Meaghan told me that the Google engineer focused mainly on page serve time, but said client-side “matters because it annoys users.” So I suspect Google is working hard to measure total client-side page render time, and coincidentally that’s what Page Speed measures.

Also, if you reel back the tape to Matt Cutts’ keynote at Pubcon in Austin, we heard him say, “The team there only thinks about speed. They want to get the results back to users as quick as humanly possible.” Now I realize Matt was speaking about how fast Google returns its own results to users, but if you pay close attention, he was talking about how Google tries to improve client render time. If improving client render times is good for Google users on google.com, then you can bet they believe the same is true elsewhere.

Upshot: Panic!

Just kidding.  If you run a site with highly unique content (e.g. a blog), diverse competition, and solid current rankings, I’d expect to see less impact on you. But if you’re responsible for a site with similar content to competitors (e.g. real estate listings sites) and the competition is clued into the standard SEO tricks, then I won’t be surprised to see faster sites outrank slower, higher authority sites in some cases.

How exactly will Google measure?  In the short term, they’ll probably measure the time it takes your server to spit back HTML.  But in the long term, I expect it will be total browser render time.

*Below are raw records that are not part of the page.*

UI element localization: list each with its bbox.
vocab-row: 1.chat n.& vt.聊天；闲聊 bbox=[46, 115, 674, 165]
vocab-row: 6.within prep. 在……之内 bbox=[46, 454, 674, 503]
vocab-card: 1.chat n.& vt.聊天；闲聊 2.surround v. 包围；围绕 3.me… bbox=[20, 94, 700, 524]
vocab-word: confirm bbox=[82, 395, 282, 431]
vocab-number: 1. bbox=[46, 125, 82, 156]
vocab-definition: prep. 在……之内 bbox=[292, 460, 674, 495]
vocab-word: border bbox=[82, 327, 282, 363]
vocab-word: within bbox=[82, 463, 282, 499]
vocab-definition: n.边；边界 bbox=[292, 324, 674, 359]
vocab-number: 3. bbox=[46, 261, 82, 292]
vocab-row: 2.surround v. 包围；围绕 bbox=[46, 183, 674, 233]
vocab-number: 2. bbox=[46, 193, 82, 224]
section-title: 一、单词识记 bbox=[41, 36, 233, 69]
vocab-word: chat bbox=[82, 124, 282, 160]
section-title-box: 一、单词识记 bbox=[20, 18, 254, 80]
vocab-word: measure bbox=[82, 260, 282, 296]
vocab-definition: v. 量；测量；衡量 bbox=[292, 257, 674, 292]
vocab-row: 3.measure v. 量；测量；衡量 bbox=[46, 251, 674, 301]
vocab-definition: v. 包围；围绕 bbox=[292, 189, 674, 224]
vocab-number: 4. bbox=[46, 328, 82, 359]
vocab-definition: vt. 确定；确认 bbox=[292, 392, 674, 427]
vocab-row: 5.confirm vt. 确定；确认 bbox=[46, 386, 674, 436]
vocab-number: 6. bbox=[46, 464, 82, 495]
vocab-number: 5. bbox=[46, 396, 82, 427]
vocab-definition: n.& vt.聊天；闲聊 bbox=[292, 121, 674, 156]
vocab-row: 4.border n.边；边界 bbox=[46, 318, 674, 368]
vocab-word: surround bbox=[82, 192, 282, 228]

I’d love to hear what others think about this situation. Any guesses what happens if you have long, text-heavy pages? Theoretically, they’ll have poor page load times if measured purely by HTML serve time.  Will Google adjust your page load time time for the amount of content you’re serving up? If not, won’t that effectively penalize long, text-rich pages? How well can Google measure the render speed of pages served by JS-AJAX heavy frameworks like Wicket?  How can this be gamed– are there scripting tactics to hide object loads and make pages appear to have less cruft than they really do?